Bowman v Norfran Aluminium Ltd (1), R M Easedale and Co Limited (2), Norfran Ltd (3) (2017)

The Issues:

The Claimant suffered an industrial injury and issued proceedings against three Defendants.

The second Defendant (D2) denied having employed the Claimant, and after exchange of evidence the Claimant discontinued the claim against them. At trial Claimant successfully recovered £20,000 in damages against the first and third Defendants (D1 and D3).

The parties were agreed that the Claimant’s claim was subject to QOCS.

The 2nd Defendant sought to amend the trial Order (no order as to costs) for the Claimant to pay the 2nd Defendant’s costs following discontinuance pursuant to CPR 38.6.

The Claimant maintained that if the trial Order was so amended, such an Order would be unenforceable in any event as QOCS would apply.

The 2nd Defendant argued that proceedings meant the entirety of the claim, encompassing the claim against all three Defendants. Therefore, the 2nd Defendant could set off its costs against any order for damages made in favour of the Claimant to be paid by the 1st and 3rd Defendants.

The Claimant averred that the core principle of QOCS is that the Claimant would never be liable to pay costs themselves, but that any costs order made would be “set-off”, or deducted, from the damages paid by the Defendant seeking to set-off. In the context of QOCS, “proceedings” referred to individual claims, not the entirety of the claim. Any set-off could therefore only be made in relation to proceedings against the 2nd Defendant and as they had paid nil in damages, they were not entitled to seek a set-off against damages paid by the remaining Defendants.

Held:

HHJ Freedman found the usual Order in the event of discontinuance applied, and under CPR 38.6 the 2nd Defendants costs were to be paid by the Claimant. However the effect of QOCS was the crucial issue to be determined. In finding for the Claimant, the Judge detailed:

the whole idea of a set-off, in the context of liability for costs, is that a claimant should not be required to pay anything but rather the defendant pays less or nothing at all. That being the position, it is difficult to see how such would be consistent with the claimant in the instant case handing over all of her damages to the second defendant to meet any order for costs. In short, it would not be a set-off but rather the claimant would be paying money to the second defendant.”

Conclusion:

This would seem to be the first reported decision, albeit which is not binding, on the effect of QOCS in claims where there are multiple Defendants.

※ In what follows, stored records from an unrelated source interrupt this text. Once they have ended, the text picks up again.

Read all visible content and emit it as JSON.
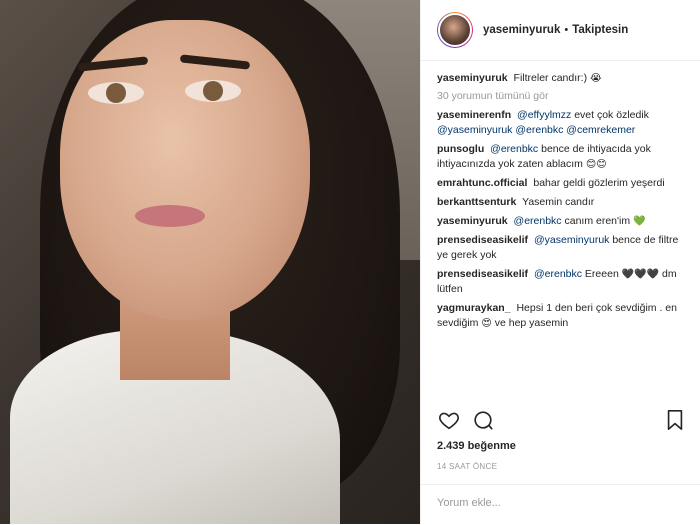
{
  "post": {
    "author": "yaseminyuruk",
    "follow_status": "Takiptesin",
    "dot": "•"
  },
  "caption": {
    "user": "yaseminyuruk",
    "text": "Filtreler candır:)",
    "emoji": "😭"
  },
  "view_all_comments": "30 yorumun tümünü gör",
  "comments": [
    {
      "user": "yaseminerenfn",
      "mention": "@effyylmzz",
      "text": "evet çok özledik",
      "mention2": "@yaseminyuruk",
      "mention3": "@erenbkc",
      "mention4": "@cemrekemer"
    },
    {
      "user": "punsoglu",
      "mention": "@erenbkc",
      "text": "bence de ihtiyacıda yok ihtiyacınızda yok zaten ablacım",
      "emoji": "😊😊"
    },
    {
      "user": "emrahtunc.official",
      "text": "bahar geldi gözlerim yeşerdi"
    },
    {
      "user": "berkanttsenturk",
      "text": "Yasemin candır"
    },
    {
      "user": "yaseminyuruk",
      "mention": "@erenbkc",
      "text": "canım eren'im",
      "emoji": "💚"
    },
    {
      "user": "prensediseasikelif",
      "mention": "@yaseminyuruk",
      "text": "bence de filtre ye gerek yok"
    },
    {
      "user": "prensediseasikelif",
      "mention": "@erenbkc",
      "text": "Ereeen",
      "emoji": "🖤🖤🖤",
      "text2": "dm lütfen"
    },
    {
      "user": "yagmuraykan_",
      "text": "Hepsi 1 den beri çok sevdiğim . en sevdiğim",
      "emoji": "😍",
      "text2": "ve hep yasemin"
    }
  ],
  "actions": {
    "like_icon": "heart-icon",
    "comment_icon": "comment-icon",
    "save_icon": "bookmark-icon"
  },
  "likes": "2.439 beğenme",
  "timestamp": "14 SAAT ÖNCE",
  "comment_input": {
    "placeholder": "Yorum ekle..."
  }
}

The view taken by HHJ Freedman was to the effect that “the whole purpose of QOCS is to protect the claimant from financial disadvantage in proceedings which did not result in an order for damages” and as such a Claimant cannot be required to pay the costs of one Defendant against whom a claim fails, from damages paid to her by another Defendant. 

Whilst HHJ Freedman took that position as regards to the claim against the 2nd Defendant this issue is to be tested again in a case being appealed from the Regional Costs Judge S. Hale which has been leapfrogged to the Court of Appeal.